Tuesday, March 24, 2009

Hardy Har Har

While I certainly do NOT appreciate my body's sense of humor, I still must deal with it.

Once a week, I have to bleach the area under my nose,otherwise I'll end up looking like Mario from the Nintendo games.

Once a month, I have to dye my roots, otherwise look like I've got white and gray tentacles coming from the top of my head.

Twice a day, I have to apply moisturizer to my hands, arms, feet and legs, otherwise I'll look like an iguana trying to shed it's scales.

Once a day, I have to shampoo and condition my hair, otherwise I'll wake up looking like a horse used it's tongue to spread mayonaisse all over my head.

Friday, March 13, 2009

12 Hour Sale

Happy Friday!

Are you ready for the weekend? I sure am. Hoodie has been home from school all week with what I think is strep throat. The doctor he saw Wednesday thinks differently and supposedly, his throat culture came back negative. She thinks he has sinusitis, but he's got a worse sore throat than anything else.

On a different note, today is also my 12 hour sale from 6:00 am to 6:00 pm PST at Sparkles In Time. Any ring or pendant is 30% off if you purchase it during that time. I'll refund the discount to your PayPal account.

Treat yourself to a little vintage fun!

Friday, March 6, 2009

March Madness

Just an FYI, next Friday - the 13th - I am going to have a One Day SALE over at my Etsy shop where you can save 30% off everything!

Be sure to mark your calendars and "shop" on by!

Oh Facebook, You're Crazy

I'm a lemming.

I'm a moth.

I am a sheep following the herd and I've been doing that over at Facebook recently.  Originally, I joined to keep in touch with someone whom I've been friends with since high school.  She's a super busy lady with a lot of friends and it really works for her to keep people updated on her life.

I sort of neglected my profile for awhile because that's just the way I roll....you know that!  And then I did a short stint on MySpace, but all I wanted to do over there was constantly change my background.  

All in all, they both proved to be diversions from working or writing here and I made the decision to delete the MySpace account and keep up with the Facebook one.

Am I ever glad that I did!  Yes, it's like a virtual reunion of sorts, but some of the people I've been able to re-connect with are folks I would love to get re-aquainted with anyway.  Not to mention it's sort of been responsible for letting me find out that another friend has a secret identity and life!
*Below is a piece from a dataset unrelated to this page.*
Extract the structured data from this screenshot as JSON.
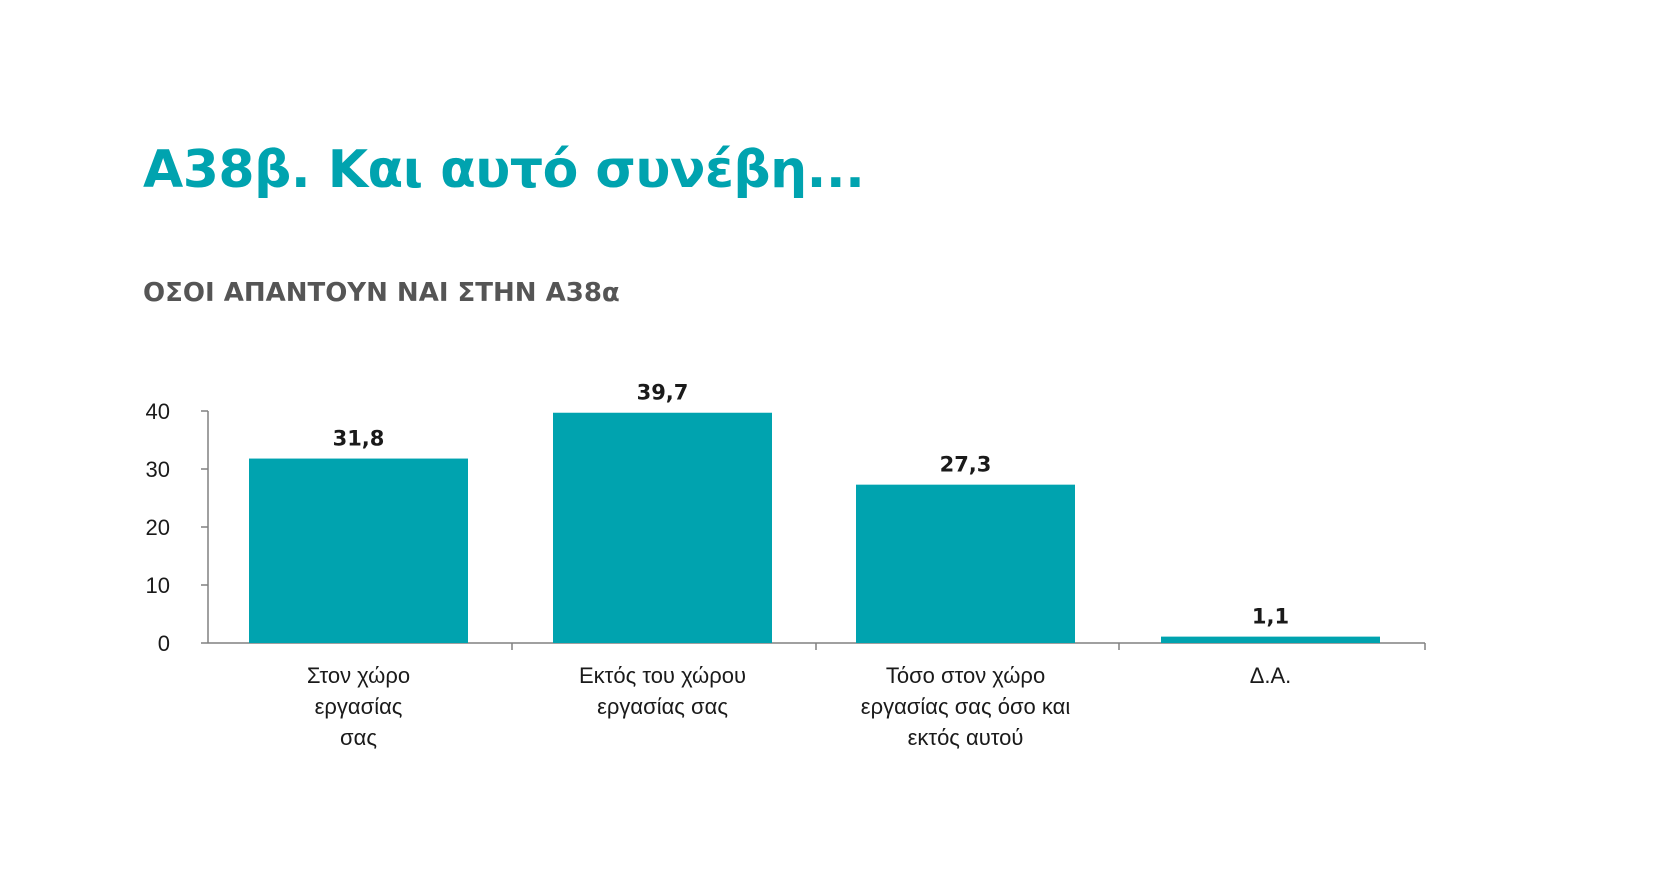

Well, I guess it's sort of secret, I mean she didn't go out of her way to TELL anyone about it.  I guess you really CAN'T keep a secret with the internet around. HA!

Aaaannnnndddd, I've completely lost the point of this post.

Tuesday, March 3, 2009

Tune In Tuesday



The pin striped edition:



Wednesday, February 25, 2009

Jocularity

Okay, I had to break up the heavy vibes I left behind from yesterday's post...with this:

http://rpattzadventures.blogspot.com/

Just try not to laugh.

Tuesday, February 24, 2009

Ashamed

Since he was old enough to understand the concept, I have tried to teach Hoodie tolerance. When he gets upset with one of his friends and is ready to dissolve things, I tell him to put himself in that person's place and think about the reasons why he or she might be acting toward him a particular way.

I try to explain that even though certain family members drive us nuts all the time, underneath it all, they still love him very much and to remember that above all else.

This morning, I was a real asshat to him. He was being slow and we were running out of time for us to pick up his friends, get them to school and get myself to work and I blew a gasket.

I said a lot of stupid things and then tried to justify why I said them. In the end, it was all my fault that we were running out of time even though I was making him think it was all on him.

The cause of that time problem isn't difficult to figure out, it's something that can be changed to avoid any repeat situations. But the scars that I left on my son's psyche and in his heart from MY complete shittery....well, there is no justification for that.

I've apologized and told him how much I love him and he's told me that he's okay and that we're alright, but I just can't stop thinking about what my actions have done to him and the consequences they'll play in his future.

Why wasn't I able to think of that BEFORE I got mad? Why couldn't I get over my anger and keep the garbage from coming out before I had spewed it all over our relationship?

I was too angry to be tolerant this morning.

How can I expect my son to follow my advice toward his friends, when I cannot even lead by example?